A person’s mindset—regardless of age—is complex. It’s fluid. It’s dynamic. In fact, your mindset will change day-to-day, shaped by your experiences and interactions. Your mindset might change even during the time you are taking to read this.
Your child is no different.
As above, you could categorize mindsets in two different ways: growth and fixed.
Someone with a growth mindset will believe that talent, knowledge, skills, and abilities are acquired through learning. They are not discouraged by what they don’t know are not able to do right at this moment: they have a desire to be taught, to learn, to practice, and develop.
Conversely, someone with a fixed mindset will believe that their abilities are already set in stone. They expect to hit the ball on the first try, or in the world of martial arts, be able to execute a kick perfectly on the first try. They see challenges as an attack on their ego and self-esteem.
You probably see this with your child. If your child is eager to learn, try new things, and stick with it to get better at it—they already have developed a growth mindset. However, if your child is getting frustrated and discouraged because the new challenge is a lot harder than they thought, they most likely have a fixed mindset.
We all have growth mindsets and fixed mindsets, but we want our beliefs in growth and development to take precedence. Why? Because those with growth mindsets have been proven to be more successful in life as they work to achieve goals, reach new milestones, persevere in the wake of unexpected challenges, and never allow failure to defeat them.
So what are the signs of a fixed mindset?
If your child is…
- Unable to deal with setbacks
- Getting easily discouraged by criticism
- Reluctant to try new things
- Giving up easily
- In fear of making mistakes
- Avoiding certain challenging tasks
- Getting easily frustrated when things don’t go their way
- Refusing to ask for help
…chances are they have a static mindset. Setbacks and criticism becomes a tall order. They are discouraged from trying new things. They’re ready to bail on a challenge quickly. Petrified of making mistakes. Frustration. Not wanting to ask for help. All of these are signs of your child having a fixed mindset where things go awry when they come to the realization that their knowledge and skills on certain things isn’t quite where they want it to be at the time they want it to be.
But, you can change your child’s mindset.
How? Here are a few tips.
Let’s remember three things:
- We all make mistakes.
- We can always learn something new.
- We have to do things over and over (practice) until we get better at it.
So how does this translate to your child?
First, help your child develop problem solving strategies. This will help them become more resilient. They will develop the ability to persevere, which is an essential life skill.
Next, give your child the opportunity to solve problems on their own when appropriate. This builds confidence, boosts their self-esteem, and improves their self-image.
Finally, encourage your child to ask a friend for help before seeking an adult’s assistance. Your child’s peers play an important role in your child’s development of their self-image. This helps develop social skills, encourages collaboration and teamwork, as well as teaches your child that it is okay to ask for help!
However, that’s not all that you can do as a parent to help your child. Also remember to do the following:
- If your child is doing something difficult, make sure you praise them for their effort.

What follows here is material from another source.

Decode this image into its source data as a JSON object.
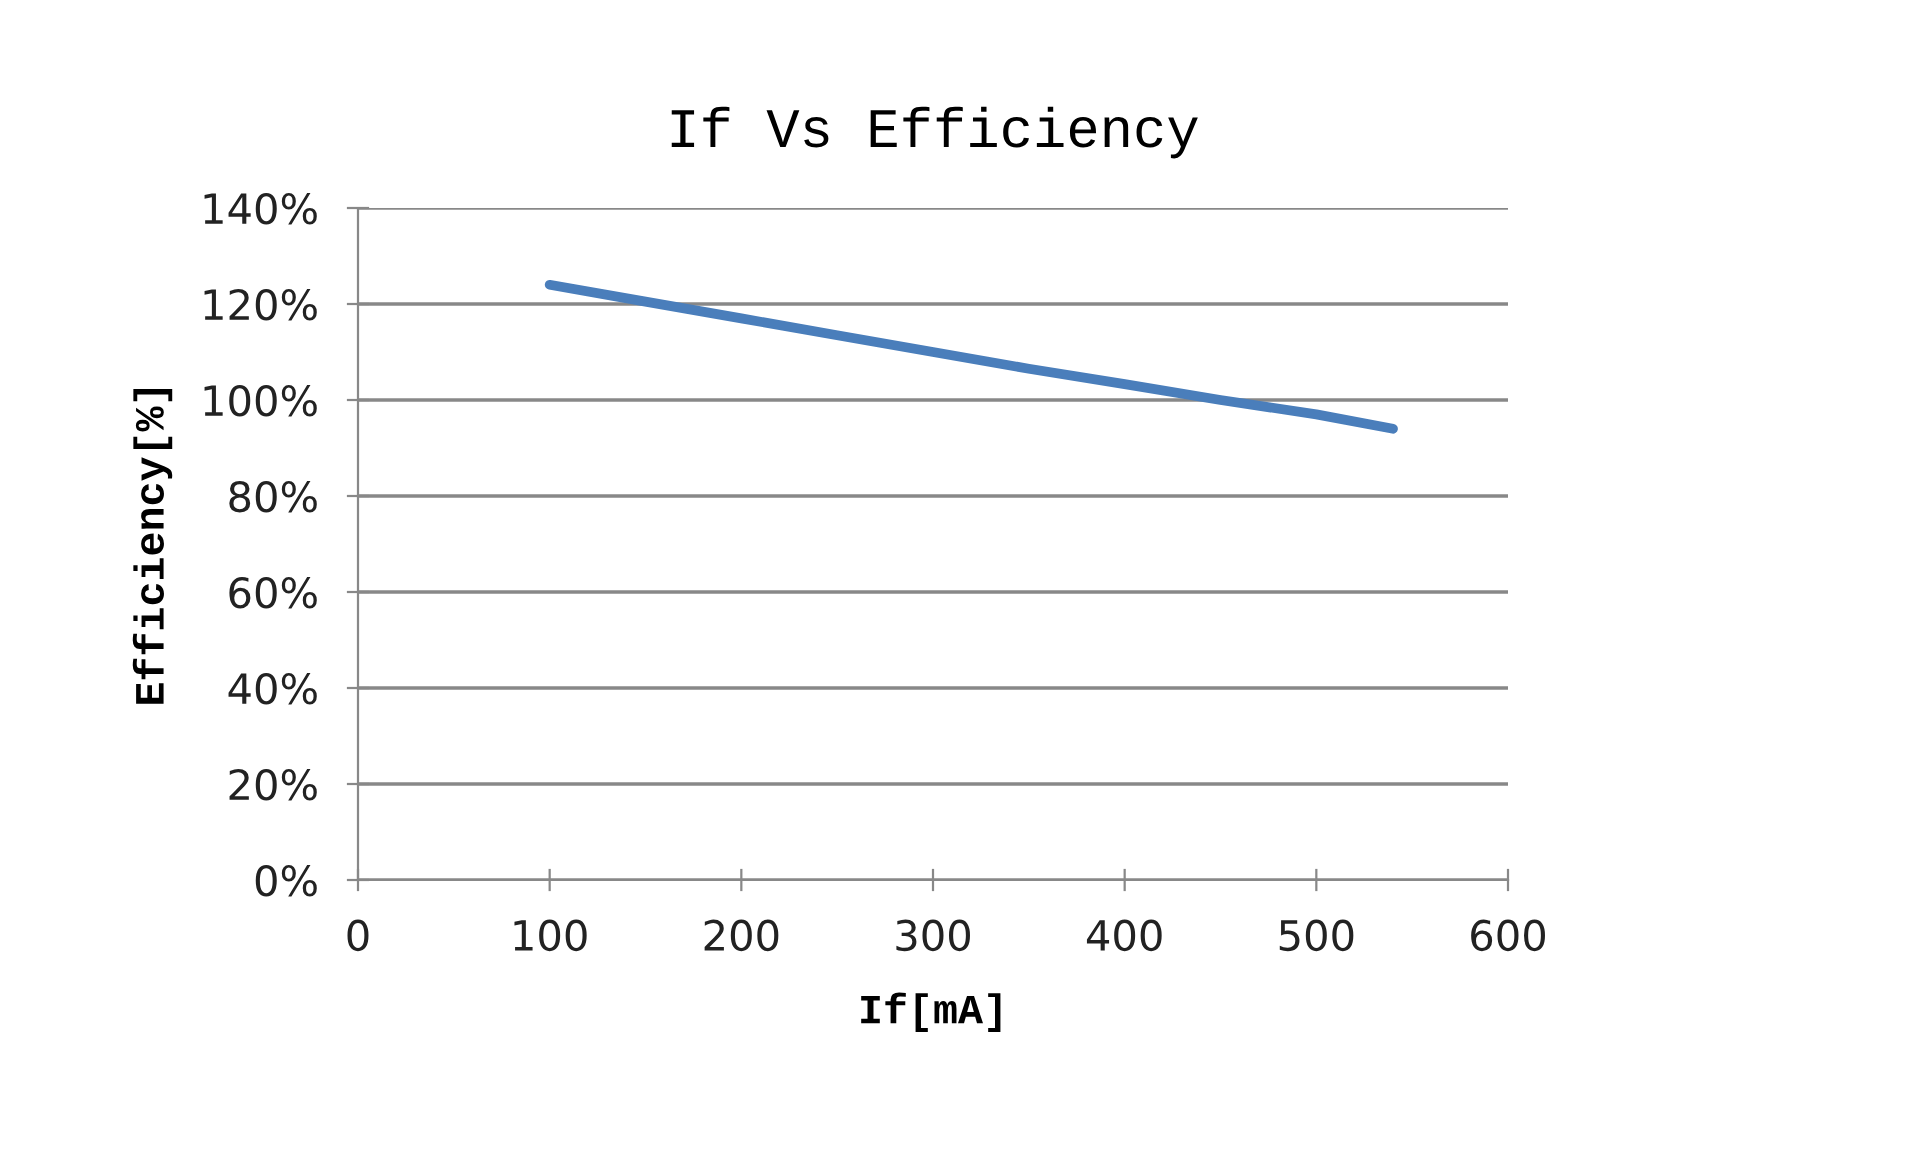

- Teach your child that mistakes are not setbacks; they are learning opportunities.
- Encourage your child to keep trying when presented with a challenge – even if mistakes are made.
A few things to avoid are:
- Don’t just praise the outcome
- Don’t criticize your child for failing
- Don’t just tell your child the answer
- Don’t judge your child’s efforts
You might be asking — how does this all relate to martial arts?
Martial arts is a challenging activity. It is fun and exciting, but it is important to remember that it is an activity and sport that requires continuous practice and development. Sometimes, your child is going to get discouraged that they did not do a kick perfectly. Sometimes your child is going to get bummed about not doing something right on the first attempt. But that’s okay.
At Tiger-Rock Martial Arts of Frisco, we teach the important life skill of perseverance. We teach our students how to overcome obstacles and embrace challenges. We offer a supportive environment that praises effort over outcome, identify what they do right, and provide guidance on how to improve. We encourage our students to learn from mistakes, turn them into learning opportunities, and build a foundation for growth.